Neonatal Cholestasis; practical approach

Abstract from Port Said Seventh Neonatology Conference, October 2016

Prof , Tarek Barakat, MD

Ass Professor of Pediatrics/ Gastroentrerology& Hepatologyimg_7132

Faculty of Medicine – Mansoura University

Jaundice is a common clinical finding in the first 1 to 2 weeks after birth and usually resolves spontaneously. Any infant who is jaundiced beyond 2 weeks of life  needs further evaluation to rule out neonatal cholestasis.

Neonatal cholestasis is defined as impaired canalicular biliary flow resulting in accumulation of biliary substances in blood and extrahepatic tissues. These infants should always have fractionated serum bilirubin levels checked to differentiate the conjugated hyperbilirubinemia of cholestasis from unconjugated hyperbilirubinemia that is usually benign.
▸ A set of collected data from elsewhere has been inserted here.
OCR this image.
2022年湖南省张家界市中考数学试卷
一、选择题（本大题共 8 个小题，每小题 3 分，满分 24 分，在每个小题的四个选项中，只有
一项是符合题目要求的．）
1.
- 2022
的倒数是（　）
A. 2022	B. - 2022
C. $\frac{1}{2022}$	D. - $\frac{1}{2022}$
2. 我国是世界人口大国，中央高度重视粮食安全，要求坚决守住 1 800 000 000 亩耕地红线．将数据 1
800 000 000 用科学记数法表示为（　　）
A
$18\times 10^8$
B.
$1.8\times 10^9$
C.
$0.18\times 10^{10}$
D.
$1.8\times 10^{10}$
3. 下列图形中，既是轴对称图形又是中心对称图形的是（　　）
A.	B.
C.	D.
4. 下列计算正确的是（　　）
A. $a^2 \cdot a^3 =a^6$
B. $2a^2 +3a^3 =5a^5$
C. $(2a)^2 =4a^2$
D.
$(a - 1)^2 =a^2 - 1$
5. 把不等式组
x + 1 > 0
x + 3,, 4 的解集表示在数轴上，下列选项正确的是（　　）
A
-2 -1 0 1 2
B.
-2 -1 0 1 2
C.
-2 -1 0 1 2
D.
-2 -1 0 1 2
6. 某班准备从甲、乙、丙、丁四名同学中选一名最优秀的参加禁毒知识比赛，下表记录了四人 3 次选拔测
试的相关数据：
The differential diagnosis of cholestasis is extensive and a systematic approach is helpful to quickly establish the diagnosis. Biliary atresia is a common cause of neonatal cholestasis and affected infants need surgery before 60 days of life for better prognosis. Premature infants have multifactorial cholestasis and need a modified approach to the evaluation of cholestasis.

Management of cholestasis is mostly supportive, consisting of medical management of complications of chronic cholestasis like pruritus and nutritional support for malabsorption and vitamin deficiency.